Les coins perdus qui ont une histoire insolite aiguisent ma curiosité. C’est ainsi que j’ai traîné ma famille dans le village de Pella. Ce nom évoque les ruines de l’ancienne capitale macédonienne ou un refuge de chrétiens en bordure du Jourdain, appelé aujourd’hui Tabaqat Fahil. Mais ce Pella-là se situe dans le Namakwaland sud-africain, région désertique où la pluie ne tombe pas tous les ans. Certains missionnaires français s’y sont pourtant fixés dès le XIXe siècle, dans l’idée d’évangéliser les Sans, peuple aborigène d’Afrique australe. Un curé particulièrement dynamique a même construit une cathédrale, avec des pierres calcaires truffées de coquillages. Entouré de palmiers dattiers, l’édifice est surprenant.
C’est dans un centre commercial du Cap que je suis tombé sur plus fou que moi : un livre qui égraine des sites oubliés*.
Commençons par les villes fantômes.
En Australie, la ville de Wittenoom s’est construite autour d’une mine d’amiante. Aujourd’hui vidé de sa population, le site est carrément rayé des cartes.
Pripyat, en Ukraine, a connu jusqu’à 49 000 habitants. Construite en 1970 pour les employés de la centrale nucléaire de Tchernobyl, elle n’est peuplée aujourd’hui que de rongeurs. Les autorités permettent quelques visites accompagnées. Elles s’inquiètent des incursions de pillards : les objets qu’ils dérobent sont contaminés, donc dangereux.
En Corée du Nord, Kijong-dong près de la ligne de démarcation, est un village Potemkine. Il compte officiellement 200 fermiers, mais en observant les lumières qui s’allument tous les jours à heure fixe, les autorités de Corée du Sud ont vite compris que les seules personnes que l’on voit se mouvoir sont les ouvriers de maintenance. Avec 160 m de haut, la hampe de drapeau a détenu quelques temps le record du monde dans sa catégorie.
Dans le même ordre d’idée, le village en bois d’Arne, dans l’Essex anglais, a servi de leurre pendant la seconde guerre mondiale. L’aviation allemande l’a bombardé 730 fois pendant le conflit.
Viennent ensuite des lieux qui ont carrément disparu, telle l’île Sandy dans le Pacifique sud. Découverte en 1876, sa submersion a été constatée autour de 2010. Menacée également, la mer d’Aral a fait l’objet de nombreux reportages. Grand comme deux Belgiques, le lac couvre actuellement la superficie de la Lozère, suite au détournement par l’URSS des deux fleuves qui l’alimentaient. Le Kazakhstan a fait construire une digue pour enrayer une mort programmée pour 2025. Sur une ancienne île, le pays décontamine à présent dix sites d’anthrax enfouis.
L’auteur signale la présence de villes très discrètes.

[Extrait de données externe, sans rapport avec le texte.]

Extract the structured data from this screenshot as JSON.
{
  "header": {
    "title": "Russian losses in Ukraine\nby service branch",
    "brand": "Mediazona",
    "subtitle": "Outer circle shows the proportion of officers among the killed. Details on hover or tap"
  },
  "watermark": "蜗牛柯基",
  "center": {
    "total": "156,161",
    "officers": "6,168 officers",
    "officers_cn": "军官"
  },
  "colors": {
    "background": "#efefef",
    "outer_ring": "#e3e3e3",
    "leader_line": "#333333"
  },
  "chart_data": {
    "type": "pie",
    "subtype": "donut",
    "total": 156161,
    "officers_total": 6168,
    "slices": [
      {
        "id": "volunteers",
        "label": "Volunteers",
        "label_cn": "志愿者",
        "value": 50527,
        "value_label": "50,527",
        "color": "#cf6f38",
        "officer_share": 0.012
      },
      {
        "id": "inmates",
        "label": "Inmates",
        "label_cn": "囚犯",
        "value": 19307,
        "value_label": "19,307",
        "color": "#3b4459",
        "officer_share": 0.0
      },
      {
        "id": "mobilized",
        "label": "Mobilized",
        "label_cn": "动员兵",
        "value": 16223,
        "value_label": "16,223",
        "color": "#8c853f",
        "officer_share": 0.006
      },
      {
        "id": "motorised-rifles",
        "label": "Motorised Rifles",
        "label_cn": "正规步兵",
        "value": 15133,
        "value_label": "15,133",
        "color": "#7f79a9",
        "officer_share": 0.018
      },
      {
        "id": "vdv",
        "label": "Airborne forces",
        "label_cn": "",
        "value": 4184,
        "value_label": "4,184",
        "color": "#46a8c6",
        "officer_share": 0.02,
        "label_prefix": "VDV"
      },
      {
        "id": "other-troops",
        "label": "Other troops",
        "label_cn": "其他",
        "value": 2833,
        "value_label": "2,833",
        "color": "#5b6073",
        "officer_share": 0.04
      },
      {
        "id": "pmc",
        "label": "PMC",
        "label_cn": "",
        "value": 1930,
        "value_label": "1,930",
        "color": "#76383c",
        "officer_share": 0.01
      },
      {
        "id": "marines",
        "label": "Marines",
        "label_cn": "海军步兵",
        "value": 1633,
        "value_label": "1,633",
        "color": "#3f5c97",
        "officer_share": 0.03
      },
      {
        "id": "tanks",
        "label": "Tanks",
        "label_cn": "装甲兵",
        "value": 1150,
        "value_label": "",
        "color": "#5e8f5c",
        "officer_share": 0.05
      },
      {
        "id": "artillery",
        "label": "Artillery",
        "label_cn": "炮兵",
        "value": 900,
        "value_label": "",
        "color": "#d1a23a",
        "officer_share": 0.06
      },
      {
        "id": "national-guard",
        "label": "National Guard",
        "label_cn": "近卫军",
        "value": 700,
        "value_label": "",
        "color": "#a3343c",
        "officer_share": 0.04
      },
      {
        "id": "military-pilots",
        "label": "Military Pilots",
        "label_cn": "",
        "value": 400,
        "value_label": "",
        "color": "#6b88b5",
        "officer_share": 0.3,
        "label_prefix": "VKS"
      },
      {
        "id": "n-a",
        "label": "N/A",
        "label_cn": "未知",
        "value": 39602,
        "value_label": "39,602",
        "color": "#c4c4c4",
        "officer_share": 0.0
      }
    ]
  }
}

Ce fut le cas de Jeleznogorst, ville militaire secrète de 1950 à 1992, située dans l’est de la Russie. Elle fut construite par 65 000 prisonniers du Goulag. Elle fabrique désormais des satellites et retraite des déchets nucléaires.
Hobyo, à quatre cents kilomètres au nord de Mogadiscio, détient le triste privilège d’être la capitale des pirates somaliens. La ville est disputée entre le micro-état de Galmudug et L’Union des Tribunaux Islamiques.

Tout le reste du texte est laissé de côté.